DETROIT (Reuters) - The Detroit Institute of Arts, renowned for its Diego Rivera murals, is set to open a public exhibition of his works and those of his wife, Frida Kahlo, this month, the biggest since the museum’s collection was threatened in the city’s bankruptcy.
“Diego Rivera and Frida Kahlo in Detroit” will feature nearly 70 works by the Mexican artists and is the first to focus on the 11 months they spent in Detroit in 1932 and 1933, when Rivera worked mainly on the “Detroit Industry” murals.
Rivera’s preparatory drawings for the 27-panel “Detroit Industry” frescoes, which have not been shown in nearly 30 years, will be part of the exhibit opening on Sunday.
The idea for the exhibit arose more than a decade ago, but uncertainty over the city-owned institution’s finances and other setbacks delayed the process, museum director Graham Beal said.
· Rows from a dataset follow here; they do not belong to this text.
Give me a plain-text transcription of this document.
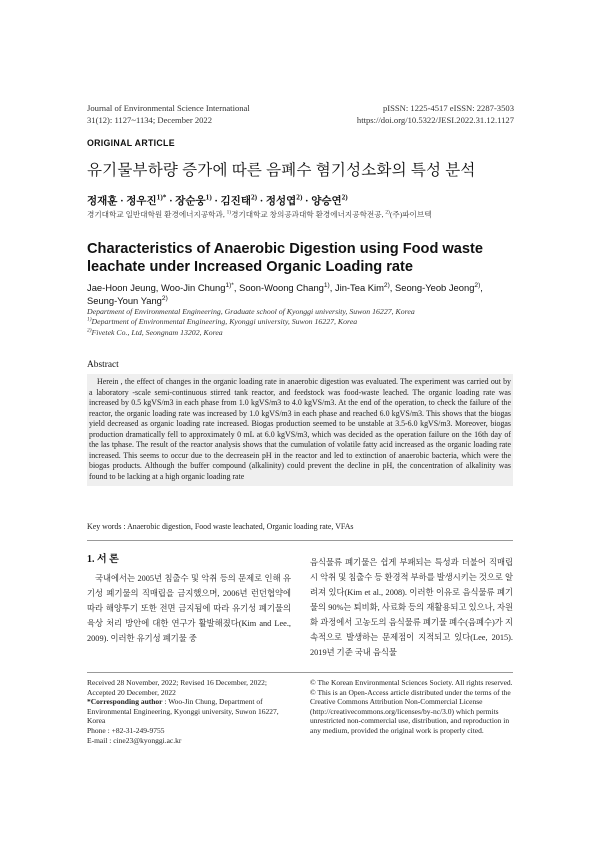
Journal of Environmental Science International
31(12): 1127~1134; December 2022
pISSN: 1225-4517 eISSN: 2287-3503
https://doi.org/10.5322/JESI.2022.31.12.1127
ORIGINAL ARTICLE
유기물부하량 증가에 따른 음폐수 혐기성소화의 특성 분석
정재훈 · 정우진$^{1)*}$ · 장순웅$^{1)}$ · 김진태$^{2)}$ · 정성엽$^{2)}$ · 양승연$^{2)}$
경기대학교 일반대학원 환경에너지공학과, $^{1)}$경기대학교 창의공과대학 환경에너지공학전공, $^{2)}$(주)파이브텍
Characteristics of Anaerobic Digestion using Food waste leachate under Increased Organic Loading rate
Jae-Hoon Jeung, Woo-Jin Chung$^{1)*}$, Soon-Woong Chang$^{1)}$, Jin-Tea Kim$^{2)}$, Seong-Yeob Jeong$^{2)}$,
Seung-Youn Yang$^{2)}$
Department of Environmental Engineering, Graduate school of Kyonggi university, Suwon 16227, Korea
$^{1)}$Department of Environmental Engineering, Kyonggi university, Suwon 16227, Korea
$^{2)}$Fivetek Co., Ltd, Seongnam 13202, Korea
Abstract

Herein , the effect of changes in the organic loading rate in anaerobic digestion was evaluated. The experiment was carried out by a laboratory -scale semi-continuous stirred tank reactor, and feedstock was food-waste leached. The organic loading rate was increased by 0.5 kgVS/m3 in each phase from 1.0 kgVS/m3 to 4.0 kgVS/m3. At the end of the operation, to check the failure of the reactor, the organic loading rate was increased by 1.0 kgVS/m3 in each phase and reached 6.0 kgVS/m3. This shows that the biogas yield decreased as organic loading rate increased. Biogas production seemed to be unstable at 3.5-6.0 kgVS/m3. Moreover, biogas production dramatically fell to approximately 0 mL at 6.0 kgVS/m3, which was decided as the operation failure on the 16th day of the las tphase. The result of the reactor analysis shows that the cumulation of volatile fatty acid increased as the organic loading rate increased. This seems to occur due to the decreasein pH in the reactor and led to extinction of anaerobic bacteria, which were the biogas products. Although the buffer compound (alkalinity) could prevent the decline in pH, the concentration of alkalinity was found to be lacking at a high organic loading rate

Key words : Anaerobic digestion, Food waste leachated, Organic loading rate, VFAs
1. 서 론
국내에서는 2005년 침출수 및 악취 등의 문제로 인해 유기성 폐기물의 직매립을 금지했으며, 2006년 런던협약에 따라 해양투기 또한 전면 금지됨에 따라 유기성 폐기물의 육상 처리 방안에 대한 연구가 활발해졌다(Kim and Lee., 2009). 이러한 유기성 폐기물 중
음식물류 폐기물은 쉽게 부패되는 특성과 더불어 직매립 시 악취 및 침출수 등 환경적 부하를 발생시키는 것으로 알려져 있다(Kim et al., 2008). 이러한 이유로 음식물류 폐기물의 90%는 퇴비화, 사료화 등의 재활용되고 있으나, 자원화 과정에서 고농도의 음식물류 폐기물 폐수(음폐수)가 지속적으로 발생하는 문제점이 지적되고 있다(Lee, 2015). 2019년 기준 국내 음식물
Received 28 November, 2022; Revised 16 December, 2022;
Accepted 20 December, 2022
*Corresponding author : Woo-Jin Chung, Department of Environmental Engineering, Kyonggi university, Suwon 16227, Korea
Phone : +82-31-249-9755
E-mail : cine23@kyonggi.ac.kr
© The Korean Environmental Sciences Society. All rights reserved.
© This is an Open-Access article distributed under the terms of the Creative Commons Attribution Non-Commercial License (http://creativecommons.org/licenses/by-nc/3.0) which permits unrestricted non-commercial use, distribution, and reproduction in any medium, provided the original work is properly cited.
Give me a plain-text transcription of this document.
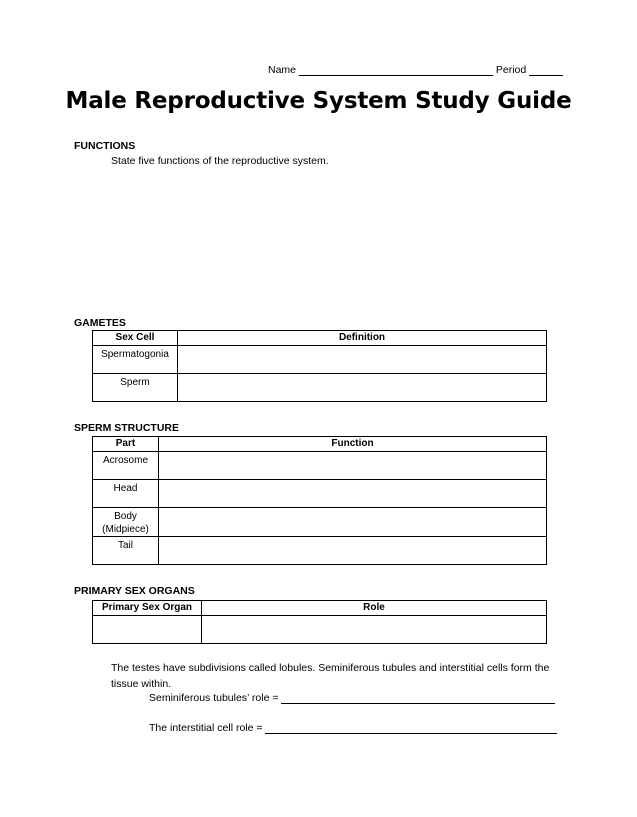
Name	Period
Male Reproductive System Study Guide
FUNCTIONS
State five functions of the reproductive system.
GAMETES
Sex Cell	Definition
Spermatogonia	
Sperm	
SPERM STRUCTURE
Part	Function
Acrosome	
Head	
Body (Midpiece)	
Tail	
PRIMARY SEX ORGANS
Primary Sex Organ	Role

The testes have subdivisions called lobules. Seminiferous tubules and interstitial cells form the tissue within.
Seminiferous tubules’ role =
The interstitial cell role =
Dozens of works were obtained on loan from museums in the United States and Mexico and from private collectors.
“When we knew we had a life in front of us, we returned to the idea of the Rivera exhibition, based on the Rivera murals,” Beal said.
Curator Mark Rosenthal teamed with experts in labor, medicine and the city’s Mexican-American community to give visitors a sense of what life was like for the artists in Depression-era Detroit.
Rivera’s grandson Juan Coronel Rivera told reporters it was daunting to research his grandfather but that the project helped him better understand his contributions to modern art.
His research included reviewing archives of letters Rivera wrote to Kahlo when she left Detroit to be with her dying mother in Mexico, he said.
“When the mural was finished, it was the most important piece of modern art in the United States,” Rivera said.
Rivera, whose murals celebrating revolutionary themes often met with controversy in the United States, considered the “Detroit Industry” murals his best work and they are among the museum’s most celebrated pieces.
In Detroit, Kahlo, a then unknown artist plagued by fertility issues and a distaste for American culture, developed her most recognizable works, including “Henry Ford Hospital,” which is on loan from the San Francisco Museum of Modern Art.
The painting shows a mourning Kahlo in a hospital bed with a developed fetus outside her body but still attached by an umbilical cord. One hand holds a paint palette, representing her unrealized chance at motherhood and her role as an artist.